All the bell jar figurines date from very late to post-Minoan times, after the destruction of the Minoan cities, but when there were still people living on the island, doing their best to carry on their traditions in spite of chaos and hardship. And they all have striking similarities: Their skirts are wheel-thrown jar shapes and their torsos and heads are hand-sculpted. They all have 3-D breasts. They're all in ecstatic postures, most commonly the Upraised Arms pose. And they're all wearing symbolic headdresses.

Where it gets interesting is the differences. Here's the Poppy Goddess with a few "friends" in the Heraklion Archaeological Museum:

 

Minoan Bell Jar Goddess Figurines

"Museu arqueològic de Creta a Heràkleion, foto feta per J. Ollé el 6 d'agost del 2005" by Jolle~commonswiki is licensed under CC BY 3.0

 

Besides the fact that these are pretty large figurines (there's a woman standing to the left of the display case for size comparison), they all have different items on their headdresses. The one on the far left has birds flanking a pair of sacred horns, and her hair is arranged so it looks like a mountain peak viewed through the horns. The figurine next to her has snails on her head. Yes, snails. No, we haven't figured out the spiritual significance of that, but I'm sure there is one (the ancient Minoans, like the modern French, ate snails, so there's that). To the Poppy Goddess's right is a figurine with a bird about to take flight from her head.

If you're aiming to have a look at these in person, most of them are in the Heraklion Archaeological Museum in Crete.

These figurines were typically found in shrine settings, so we can be pretty sure the Minoans used them the way we modern Pagans use goddess figurines - as focal points for devotion. But it's also pertinent that they're all in ecstatic postures. Ecstatic body postures are poses that help to induce altered states of consciousness for spiritual journeying.

Most of the Minoan ecstatic body postures that I've explored have been ones that were used by worshipers, as depicted by the votive figurines people left as offerings at the peak sanctuaries and cave shrines.

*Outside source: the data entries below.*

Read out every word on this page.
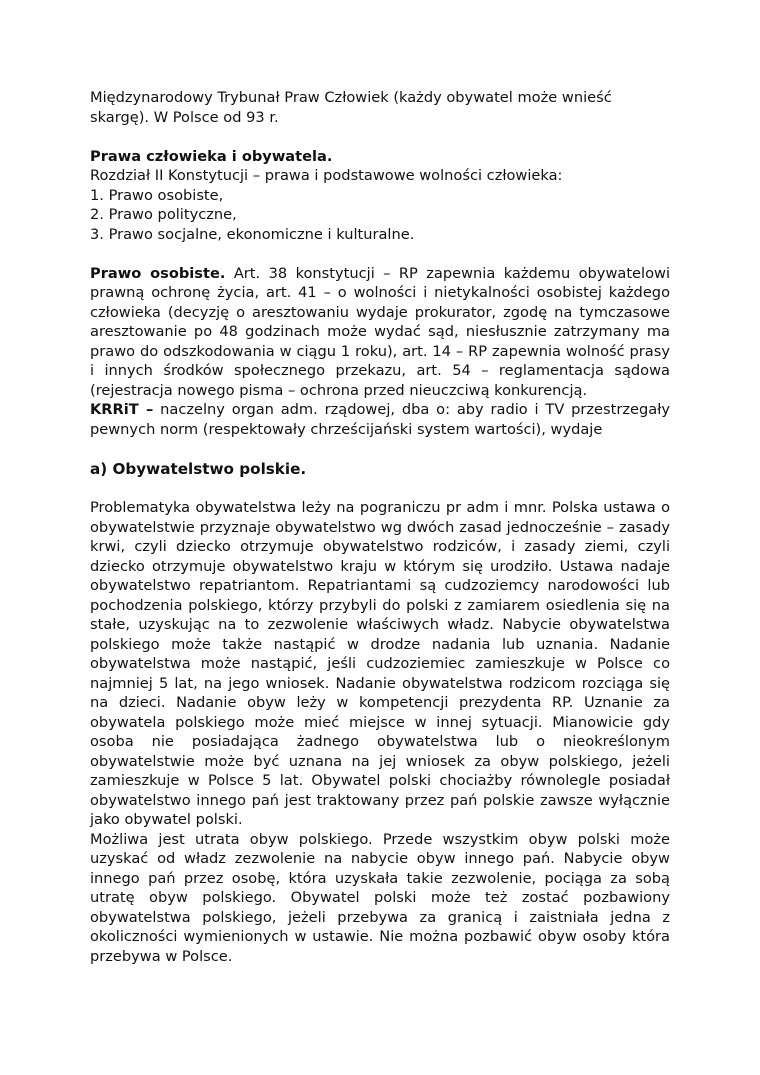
Międzynarodowy Trybunał Praw Człowiek (każdy obywatel może wnieść skargę). W Polsce od 93 r.

Prawa człowieka i obywatela.

Rozdział II Konstytucji – prawa i podstawowe wolności człowieka:

1. Prawo osobiste,
2. Prawo polityczne,
3. Prawo socjalne, ekonomiczne i kulturalne.

Prawo osobiste. Art. 38 konstytucji – RP zapewnia każdemu obywatelowi prawną ochronę życia, art. 41 – o wolności i nietykalności osobistej każdego człowieka (decyzję o aresztowaniu wydaje prokurator, zgodę na tymczasowe aresztowanie po 48 godzinach może wydać sąd, niesłusznie zatrzymany ma prawo do odszkodowania w ciągu 1 roku), art. 14 – RP zapewnia wolność prasy i innych środków społecznego przekazu, art. 54 – reglamentacja sądowa (rejestracja nowego pisma – ochrona przed nieuczciwą konkurencją.

KRRiT – naczelny organ adm. rządowej, dba o: aby radio i TV przestrzegały pewnych norm (respektowały chrześcijański system wartości), wydaje

a) Obywatelstwo polskie.

Problematyka obywatelstwa leży na pograniczu pr adm i mnr. Polska ustawa o obywatelstwie przyznaje obywatelstwo wg dwóch zasad jednocześnie – zasady krwi, czyli dziecko otrzymuje obywatelstwo rodziców, i zasady ziemi, czyli dziecko otrzymuje obywatelstwo kraju w którym się urodziło. Ustawa nadaje obywatelstwo repatriantom. Repatriantami są cudzoziemcy narodowości lub pochodzenia polskiego, którzy przybyli do polski z zamiarem osiedlenia się na stałe, uzyskując na to zezwolenie właściwych władz. Nabycie obywatelstwa polskiego może także nastąpić w drodze nadania lub uznania. Nadanie obywatelstwa może nastąpić, jeśli cudzoziemiec zamieszkuje w Polsce co najmniej 5 lat, na jego wniosek. Nadanie obywatelstwa rodzicom rozciąga się na dzieci. Nadanie obyw leży w kompetencji prezydenta RP. Uznanie za obywatela polskiego może mieć miejsce w innej sytuacji. Mianowicie gdy osoba nie posiadająca żadnego obywatelstwa lub o nieokreślonym obywatelstwie może być uznana na jej wniosek za obyw polskiego, jeżeli zamieszkuje w Polsce 5 lat. Obywatel polski chociażby równolegle posiadał obywatelstwo innego pań jest traktowany przez pań polskie zawsze wyłącznie jako obywatel polski.

Możliwa jest utrata obyw polskiego. Przede wszystkim obyw polski może uzyskać od władz zezwolenie na nabycie obyw innego pań. Nabycie obyw innego pań przez osobę, która uzyskała takie zezwolenie, pociąga za sobą utratę obyw polskiego. Obywatel polski może też zostać pozbawiony obywatelstwa polskiego, jeżeli przebywa za granicą i zaistniała jedna z okoliczności wymienionych w ustawie. Nie można pozbawić obyw osoby która przebywa w Polsce.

But our experience in Ariadne's Tribe with the Upraised Arms pose suggests that it was meant to be used by a priestess, to call down the goddess for trance possession. 

There's a lot of tech, for lack of a better term, that ancient cultures used but that we've lost along the way. The only way to retrieve it is to experiment and see what works - and what doesn't. But we should always keep something in mind: No matter how fun and exciting this experimentation is, its purpose isn't entertainment. It's meant to help us create a closer connection with the divine.